Ukraine, Georgia’s accession to NATO “hypothetical”

Ukraine and Georgia are not ready to become NATO members, and their accession at the moment is only “hypothetical”, the new NATO Secretary General said.

Anders Rasmussen began his term in office on August 1. At a media conference on Monday in Brussels, the former Danish prime minister outlined some changes he wants to make to the organization’s priorities.

Under his leadership, improving relations with Russia will be NATO's second top priority, after resolving the situation Afghanistan, Rasmussen said:

“I believe that during my term as NATO Secretary General we should develop a true strategic partnership with Russia. We should extend practical co-operation in areas where we share security interests. There is clearly scope for us to work together on counter-terrorism, on Afghanistan, on piracy, on non-proliferation, and many other areas as well.”

He said he hoped the disputes and differences that the alliance and Russia have between them will not “poison” their relationship. NATO expansion is one of the major sticking points.

Moscow believes that the alliance’s expansion into Ukraine and Georgia could seriously destabilize the situation on the European continent. Earlier, Russia’s Deputy Foreign Minister said that NATO’s policy of support for Tbilisi had provoked Georgia’s aggression in the Caucasus in August 2008. Supporting Kiev’s membership bid is also leading to instability in the country, since the majority of its population is against joining NATO.

Russia’s envoy to NATO Dmitry Rogozin said, “I believe it’s important to hear NATO say that they’ve ceased pocketing whatever they see lay in temptation’s way”.

“Like they think Ukraine is there to pocket, to make a forced political sex change operation on Ukraine,” he is quoted as saying by Interfax.

Rasmussen reiterated the statement made by his predecessor Jaap de Hoop Scheffer, saying that he didn’t see Georgia and Ukraine as ready to become NATO members at the moment. He said, however, that the alliance will continue to support their membership bid, as was promised at the summit in Brussels in 2008.

Some experts say Rasmussen’s promises echo those by previous NATO leaders – ones that no one has ever kept.

“I don’t think that NATO and Russia have ever been doing different things. The problem is that they always look eye to eye, but haven’t managed to find a lot in common in their visions of the most crucial European security problems,” said Timofey Bordachyov, from the European Studies Centre at the Higher School of Economics.

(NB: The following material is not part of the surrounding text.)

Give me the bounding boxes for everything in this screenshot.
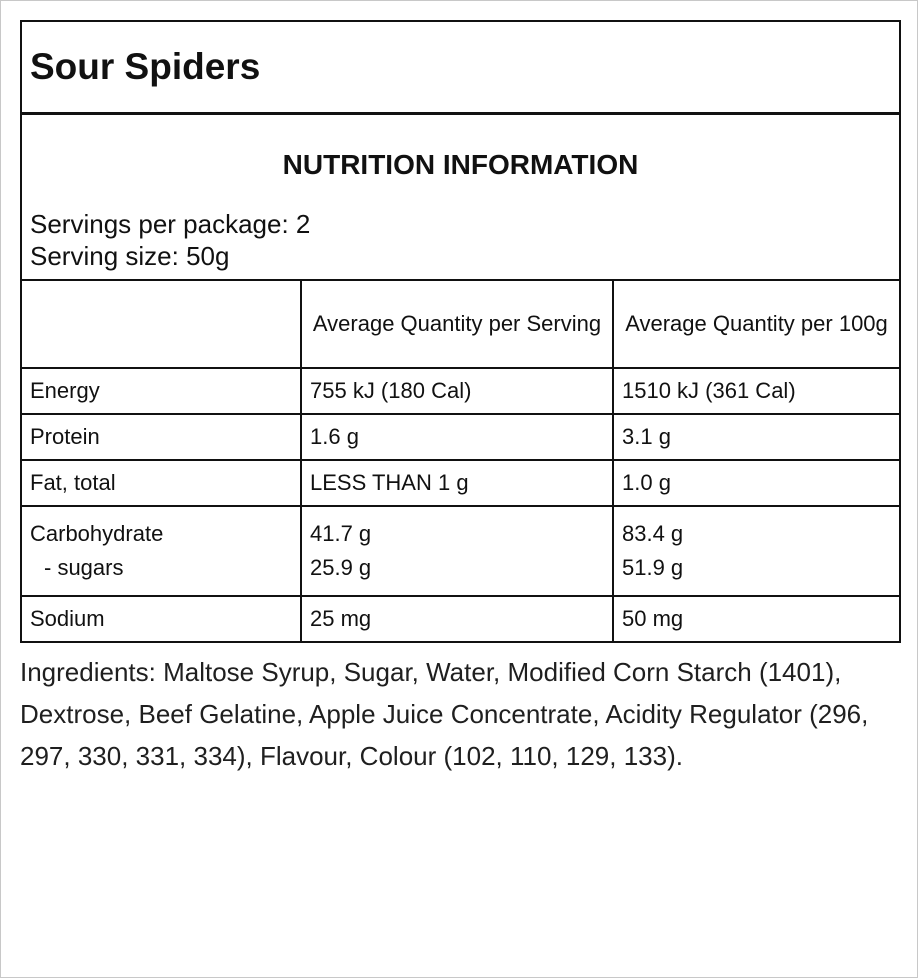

“As I remember, every new Secretary General started his term by saying that he wants to revitalize relations with Russia, and none has ever brought too many benefits to both partners,” he said.

Meanwhile Afghanistan remains the alliance’s largest challenge. As Danish Prime Minister, Rasmussen strongly supported the US-led war on terror, contributing troops to NATO’s Afghan mission.

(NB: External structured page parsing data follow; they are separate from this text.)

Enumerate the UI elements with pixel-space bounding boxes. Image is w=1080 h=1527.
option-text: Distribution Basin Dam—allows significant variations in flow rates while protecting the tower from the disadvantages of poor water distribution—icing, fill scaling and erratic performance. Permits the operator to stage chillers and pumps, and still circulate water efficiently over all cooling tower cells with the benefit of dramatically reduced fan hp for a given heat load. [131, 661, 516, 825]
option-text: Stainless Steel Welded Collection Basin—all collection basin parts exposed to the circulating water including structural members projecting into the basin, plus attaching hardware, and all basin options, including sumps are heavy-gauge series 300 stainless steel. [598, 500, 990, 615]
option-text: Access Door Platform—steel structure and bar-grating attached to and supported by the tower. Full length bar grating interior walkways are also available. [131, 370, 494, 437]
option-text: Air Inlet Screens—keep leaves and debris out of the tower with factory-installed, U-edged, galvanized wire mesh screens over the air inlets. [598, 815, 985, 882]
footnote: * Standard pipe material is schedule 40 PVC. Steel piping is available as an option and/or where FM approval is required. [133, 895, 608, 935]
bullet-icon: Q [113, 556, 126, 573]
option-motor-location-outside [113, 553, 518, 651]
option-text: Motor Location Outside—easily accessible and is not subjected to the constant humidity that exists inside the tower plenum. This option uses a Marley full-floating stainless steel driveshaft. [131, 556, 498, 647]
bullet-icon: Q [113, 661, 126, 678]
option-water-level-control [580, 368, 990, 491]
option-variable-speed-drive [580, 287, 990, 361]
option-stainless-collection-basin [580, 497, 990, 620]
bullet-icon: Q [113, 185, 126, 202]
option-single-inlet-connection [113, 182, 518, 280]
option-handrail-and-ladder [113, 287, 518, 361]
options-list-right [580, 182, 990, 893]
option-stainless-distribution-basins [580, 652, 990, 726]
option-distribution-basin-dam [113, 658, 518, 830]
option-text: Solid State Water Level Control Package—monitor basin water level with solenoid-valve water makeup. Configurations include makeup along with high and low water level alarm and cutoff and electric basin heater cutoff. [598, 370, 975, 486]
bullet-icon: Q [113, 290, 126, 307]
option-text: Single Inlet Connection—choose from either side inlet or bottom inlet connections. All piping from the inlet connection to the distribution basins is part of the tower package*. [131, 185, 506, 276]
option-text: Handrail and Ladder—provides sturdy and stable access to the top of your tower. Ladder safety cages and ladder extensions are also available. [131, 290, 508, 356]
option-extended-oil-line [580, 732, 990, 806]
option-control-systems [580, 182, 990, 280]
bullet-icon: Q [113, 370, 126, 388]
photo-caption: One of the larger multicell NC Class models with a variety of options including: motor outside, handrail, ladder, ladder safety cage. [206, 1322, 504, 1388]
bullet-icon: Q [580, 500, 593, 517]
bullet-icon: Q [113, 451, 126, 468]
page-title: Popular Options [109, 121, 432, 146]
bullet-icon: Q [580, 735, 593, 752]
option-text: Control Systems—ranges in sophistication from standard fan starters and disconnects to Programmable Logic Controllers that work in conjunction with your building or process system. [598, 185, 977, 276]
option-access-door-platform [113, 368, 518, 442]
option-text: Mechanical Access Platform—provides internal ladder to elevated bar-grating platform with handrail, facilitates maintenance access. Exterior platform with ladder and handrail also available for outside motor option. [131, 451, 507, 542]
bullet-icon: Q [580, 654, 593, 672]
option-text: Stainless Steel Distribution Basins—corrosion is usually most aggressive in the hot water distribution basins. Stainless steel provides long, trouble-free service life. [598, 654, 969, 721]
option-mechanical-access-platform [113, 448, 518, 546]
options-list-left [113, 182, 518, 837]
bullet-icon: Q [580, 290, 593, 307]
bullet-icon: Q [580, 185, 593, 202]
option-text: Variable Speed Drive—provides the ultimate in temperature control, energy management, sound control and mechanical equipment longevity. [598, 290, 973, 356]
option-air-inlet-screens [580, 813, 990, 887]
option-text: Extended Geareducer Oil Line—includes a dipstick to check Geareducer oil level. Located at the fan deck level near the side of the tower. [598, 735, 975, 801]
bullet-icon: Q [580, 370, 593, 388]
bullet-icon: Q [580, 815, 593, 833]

Now, while Barack Obama has increased the American military effort there, Europe is reluctant to match this boost. And as France has returned into the NATO military command structure after 40 years of being absent, analysts say the new chief will be walking a tight rope between Washington and its European allies.

“Some of our European friends, mainly France in NATO, expected that with the departure of George W. Bush they could increase their influence in NATO and privatize this institution, making it more European-oriented. And of course, the new Secretary General, as a pro-American politician, is a big disappointment for them,” Bordachyov said.

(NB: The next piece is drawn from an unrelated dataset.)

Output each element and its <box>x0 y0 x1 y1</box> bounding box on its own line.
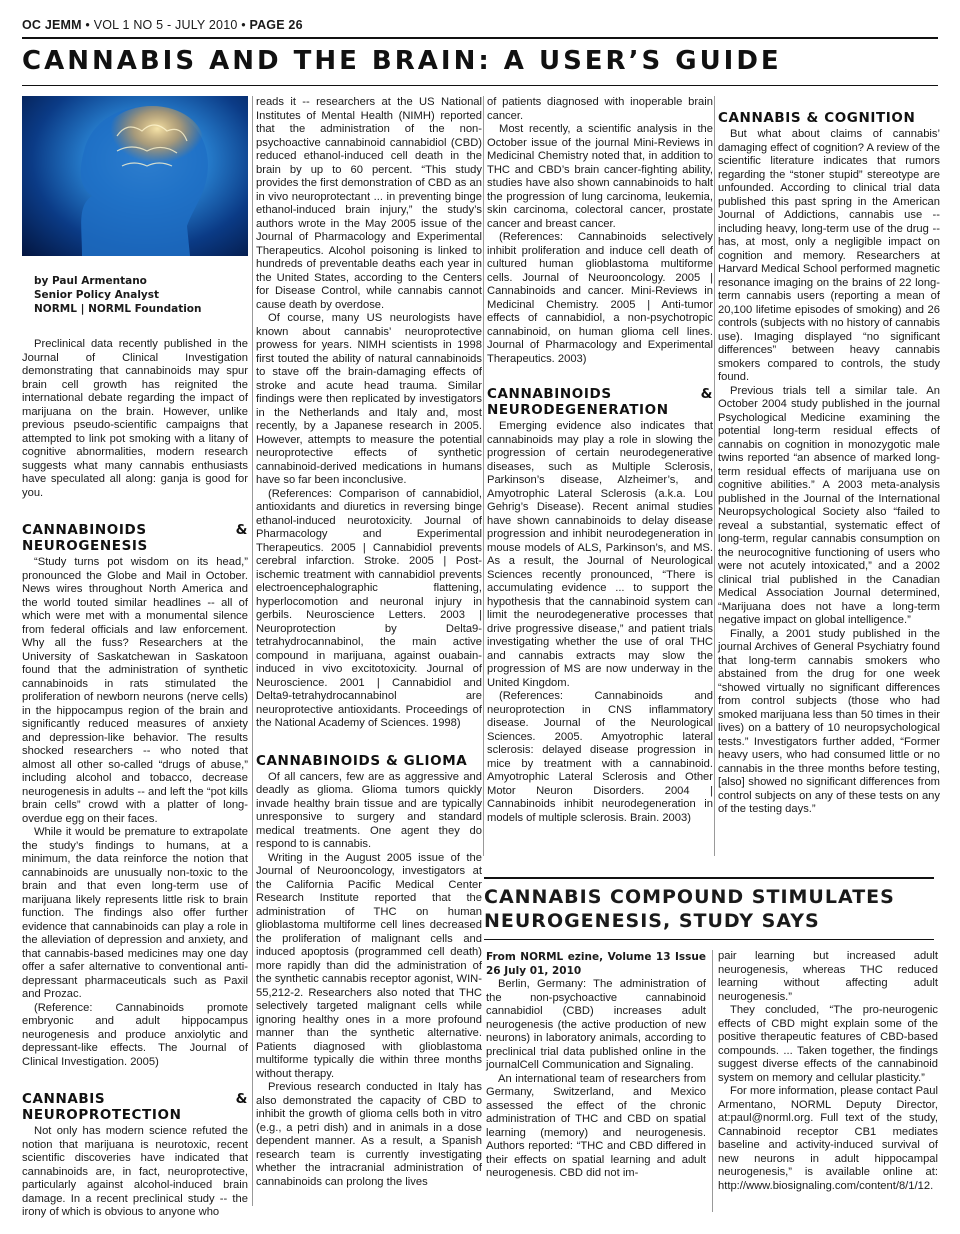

Konstantin Kosachev, the Head of the Foreign Affairs Committee of the Russian State Duma said that he believes that Rasmussen won’t place the disagreements with Russia in the foreground.

“At this stage Rasmussen demonstrates serious intention to unite rather than divide Europe on the outer borders of NATO,” he said in an interview with ITAR-TASS.

Russia’s envoy to NATO Dmitry Rogozin said the new NATO chief will possibly visit Moscow in autumn this year. He added that Rasmussen would be most welcome, but “we would like the new Secretary General to bring something positive here rather than just new requests over Afghanistan and so on”.

“Our generous Russian soul is ready to help, but it can’t last forever. We can’t be paying in advance all the time, we also want to get something in exchange,” Rogozin is quoted as saying by Interfax.

Speaking on the future of NATO, Rasmussen announced he has gathered a 12-strong panel of experts, chaired by former-US Secretary of State Madeleine Albright, to work on a new strategic development plan. He also called on the public to submit their views on the policies of NATO through the organization’s website.

Anders Rasmussen, 56, has become the 12th Secretary General in NATO’s 60-year history.